Making Justice Real

The Official Blog of the Legal Aid Society of the District of Columbia

Bad Direction for TANF in the District of Columbia

Monica Bell, Liman Fellow

Yaida Ford, Staff Attorney

When the D.C. Council’s 2010 session drew to a close on December 21, 2010, it sent a mixed but mostly negative message about its approach to the safety net for the District’s most impoverished families. The Council closed the session by passing the Fiscal Year 2011 Supplemental Budget Support Act of 2010 and voting on several pieces of legislation, including the TANF Educational Opportunities and Accountability Act.

The Supplemental Budget Support Act instituted significant changes in TANF policy that will take place throughout 2011. For the first time, the District effectively imposed a time limit on TANF recipients, cutting the benefits of families who have been on TANF for more than 60 months by 20 percent. For affected families of three, the maximum benefit will drop from $428 per month – already just 28% of the federal poverty line – to $342 per month. Legal Aid has testified in the past about the wrongheadedness of this approach, particularly in light of the District’s failure to adequately assess, train, and connect TANF recipients to critically important services. This change will go into effect on April 1, 2011, and Legal Aid is working to inform our clients who may be affected by this change.

The Council also voted to permit the Department of Human Services to implement a three-tiered sanctions policy that would eventually cut an entire family’s TANF benefit if the adult does not comply with TANF work requirements (also known as “full-family sanctions.”) This represents a dramatic change from the current sanctions policy which removes only the adult from the TANF benefit for non-compliance; now children will pay a steep price for their parents’ actions. Considering that an astounding 1 in 3 District children currently rely on TANF for their most basic needs, many District children will face serious deprivation as a result of this Council action. This is a shame, especially considering that ample research has found that neither time limits nor sanctions actually get more TANF recipients into the workplace.

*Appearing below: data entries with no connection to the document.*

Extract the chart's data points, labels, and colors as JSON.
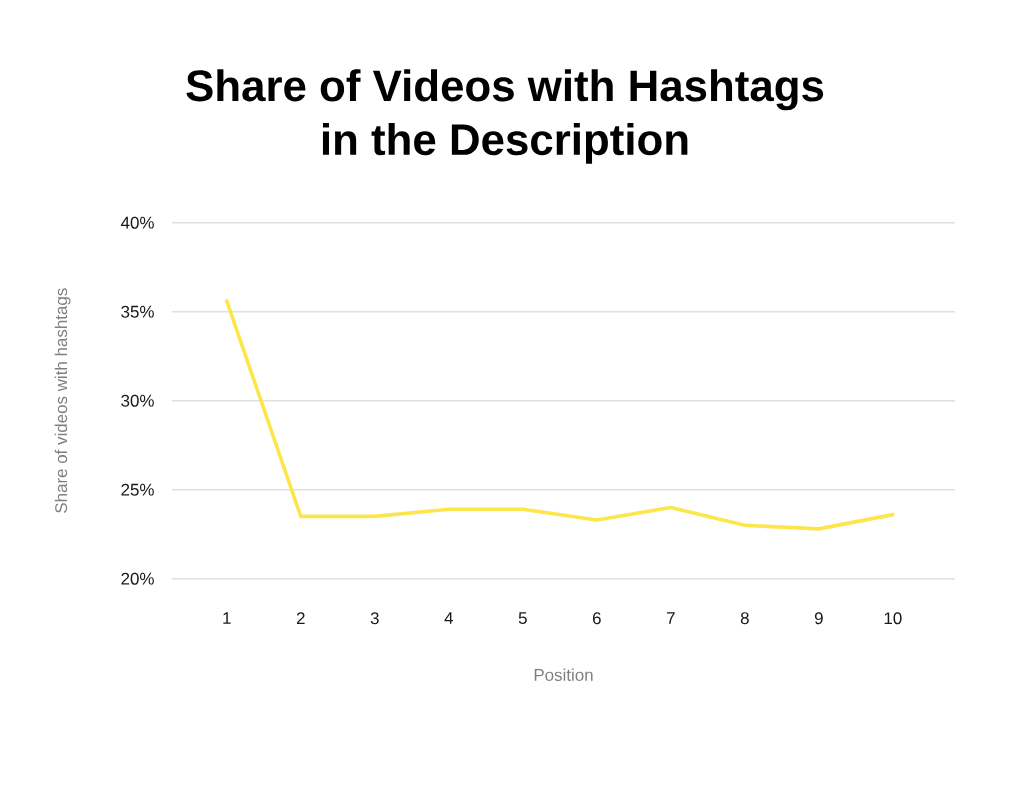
{
  "chart_data": {
    "type": "line",
    "title": "Share of Videos with Hashtags in the Description",
    "xlabel": "Position",
    "ylabel": "Share of videos with hashtags",
    "categories": [
      "1",
      "2",
      "3",
      "4",
      "5",
      "6",
      "7",
      "8",
      "9",
      "10"
    ],
    "series": [
      {
        "color": "#fde64b",
        "values": [
          35.6,
          23.5,
          23.5,
          23.9,
          23.9,
          23.3,
          24.0,
          23.0,
          22.8,
          23.6
        ]
      }
    ],
    "ylim": [
      20,
      40
    ],
    "yticks": [
      {
        "value": 20,
        "label": "20%"
      },
      {
        "value": 25,
        "label": "25%"
      },
      {
        "value": 30,
        "label": "30%"
      },
      {
        "value": 35,
        "label": "35%"
      },
      {
        "value": 40,
        "label": "40%"
      }
    ],
    "grid": "y",
    "marker": "none",
    "line_style": "solid"
  }
}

A more hopeful development was the Council’s passage of the TANF Educational Opportunities and Accountability Act. This bill mandates that DHS make certain changes to their work program so that TANF parents who want to pursue education and job training can receive those services and become employable. The law amends the old TANF statute to require mandatory assessments for all TANF parents when they apply for TANF and it defines the specific work activities that allow TANF parents to pursue education and job training. Finally, the law includes outcome performance measures for the DHS so that the agency can be held accountable for properly assessing TANF parents and referring them to support programs in which mysteriously low numbers of TANF parents are enrolled. The changes authorized in this bill have been proven much more effective in employing TANF recipients in other jurisdictions.

Yet, even as the Council acknowledged the TANF system’s brokenness, it nonetheless instituted policies that will punish poverty-stricken families and children for the failures of the current system. The Council should have waited for DHS to implement needed reforms before adopting punitive measures such as time limits and full-family sanctions. Time limits will be imposed retroactively beginning April 1, 2011 and the new sanctions policy will go into effect on October 1, 2011. (In contrast, the reforms required by the TANF Educational Opportunities and Accountability Act have no exact date for implementation. )

In these economic times, advocates’ work to protect TANF for families that need it is more critical than ever. Because the District faces even more budgetary challenges in the FY 2012, the Council may be tempted to target safety net programs like TANF again. We urge the Council to move in a more positive direction this legislative session by approaching family economic security programs with an eye toward research-based effectiveness and improvement of the lives of the most vulnerable.